Gold Clears $1600 – Psychological Boost to Bulls

The ability of the gold market to push a “16” handle on the price can be considered a minor victory for the bulls. You can see from the chart below, that within its broader consolidation pattern, gold had been experiencing a somewhat tightening or constricting of its range. The upper boundary of that “mini-pattern” has been the $1600 level. The ability of the bulls to take it through this region gives them a very slight advantage over the bears in the immediate term and provides the possibility of a push towards more stubborn resistance beginning near the $1620 level.

Keep in mind that every bit of today’s move higher was predicated on the notion being floated that the Fed is going to ease and provide additional stimulus measures as soon as next month. What the Fed giveth, the Fed can taketh away in a real hurry. What this means is that as long as traders feel fairly confident that the stimulus is coming sooner rather than later, gold will attract dip buyers. On the other hand, if anything comes along to disabuse them of this notion, the market will drop back down towards the bottom of the recent range where the big Asian buyers are lurking.

I have stated many times that I believe any additional bond buying programs are an enormous waste of time which will do absolutely nothing to deal with the underlying problems in the US economy, which are structural in nature. Simply put – there is already too much debt in the system. Trying to lower interest rates even further in order to encourage additional borrowing is a fool’s exercise.

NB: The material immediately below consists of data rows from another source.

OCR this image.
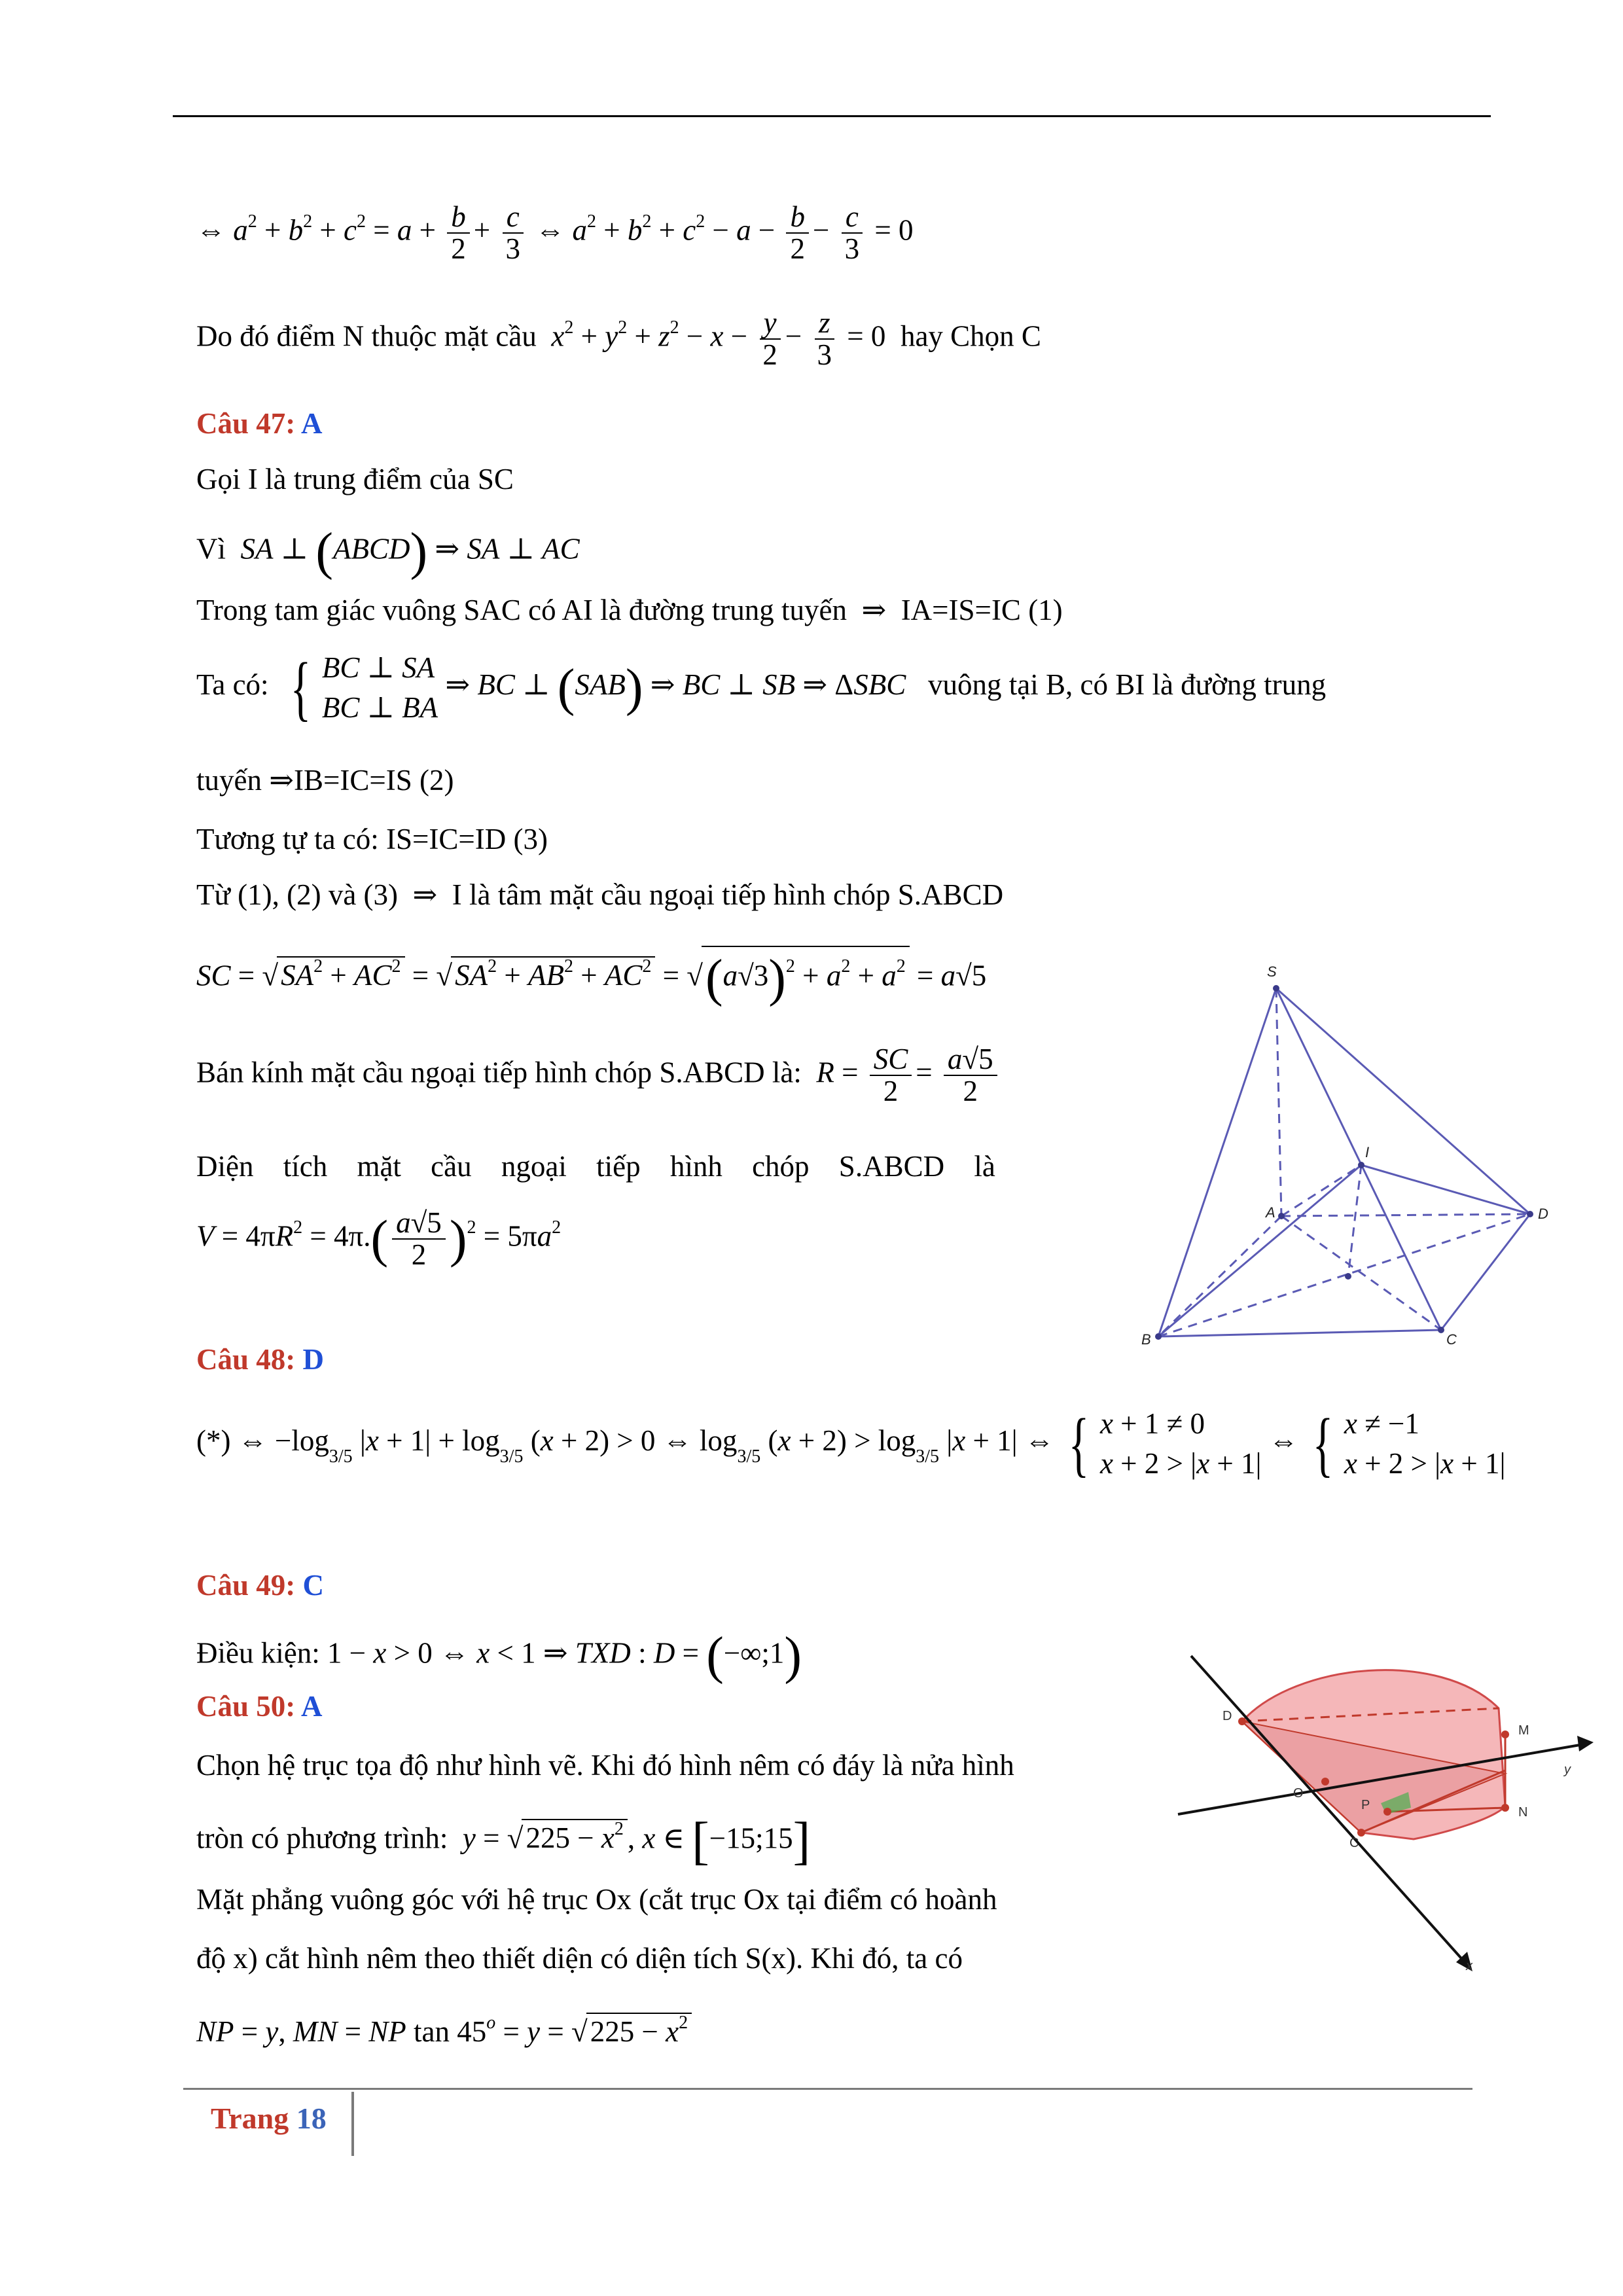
⇔ $a^2 + b^2 + c^2 = a + \frac{b}{2} + \frac{c}{3}$ ⇔ $a^2 + b^2 + c^2 - a - \frac{b}{2} - \frac{c}{3} = 0$
Do đó điểm N thuộc mặt cầu $x^2 + y^2 + z^2 - x - \frac{y}{2} - \frac{z}{3} = 0$  hay Chọn C
Câu 47: A
Gọi I là trung điểm của SC
Vì SA ⊥ (ABCD) ⇒ SA ⊥ AC
Trong tam giác vuông SAC có AI là đường trung tuyến  ⇒  IA=IS=IC (1)
Ta có: { BC ⊥ SA
BC ⊥ BA
⇒ BC ⊥ (SAB) ⇒ BC ⊥ SB ⇒ ΔSBC vuông tại B, có BI là đường trung
tuyến ⇒IB=IC=IS (2)
Tương tự ta có: IS=IC=ID (3)
Từ (1), (2) và (3)  ⇒  I là tâm mặt cầu ngoại tiếp hình chóp S.ABCD
SC = $√SA^2 + AC^2 = √SA^2 + AB^2 + AC^2 = √(a√3)^2 + a^2 + a^2 = a√5$
Bán kính mặt cầu ngoại tiếp hình chóp S.ABCD là: $R = \frac{SC}{2} = \frac{a√5}{2}$
Diện tích mặt cầu ngoại tiếp hình chóp S.ABCD là
$V = 4\pi R^2 = 4\pi.( \frac{a√5}{2} )^2 = 5\pi a^2$
S
I
A	D
B	C
Câu 48: D
(*) ⇔ $-\log_{3/5}$ $|x + 1| + \log_{3/5} (x + 2) > 0$ ⇔ $\log_{3/5} (x + 2) > \log_{3/5} |x + 1|$ ⇔ { x + 1 ≠ 0
x + 2 > |x + 1|
⇔ { x ≠ −1
x + 2 > |x + 1|
Câu 49: C
Điều kiện: 1 − x > 0 ⇔ x < 1 ⇒ TXD : D = (−∞;1)
Câu 50: A
Chọn hệ trục tọa độ như hình vẽ. Khi đó hình nêm có đáy là nửa hình
tròn có phương trình: $y = √225 - x^2$ , x ∈ [−15;15]
Mặt phẳng vuông góc với hệ trục Ox (cắt trục Ox tại điểm có hoành
độ x) cắt hình nêm theo thiết diện có diện tích S(x). Khi đó, ta có
NP = y, MN = NP $\tan 45^o = y = √225 - x^2$
D
M
y
O
N
P
C
x
Trang 18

For Pete’s sake, the yield on the Ten Year note is at 1.406% today. Speaking sarcastically here I am sure that all those fence sitters out there just itching to spend money they do not have will immediately launch forward with those plans if the Fed manages to push the yield down to 1.25%.

They can do all they want to entice banks to lend instead of holding money at the Fed and earning interest but if consumers are afraid of sinking further into debt in this jobless economy, what good will conjuring up more attempts to entice lending do?

Also do not forget – the Fed has spent a minimum of $2.5 Trillion between QE1 and QE2. What lasting good did any of that do??? Answer – nothing.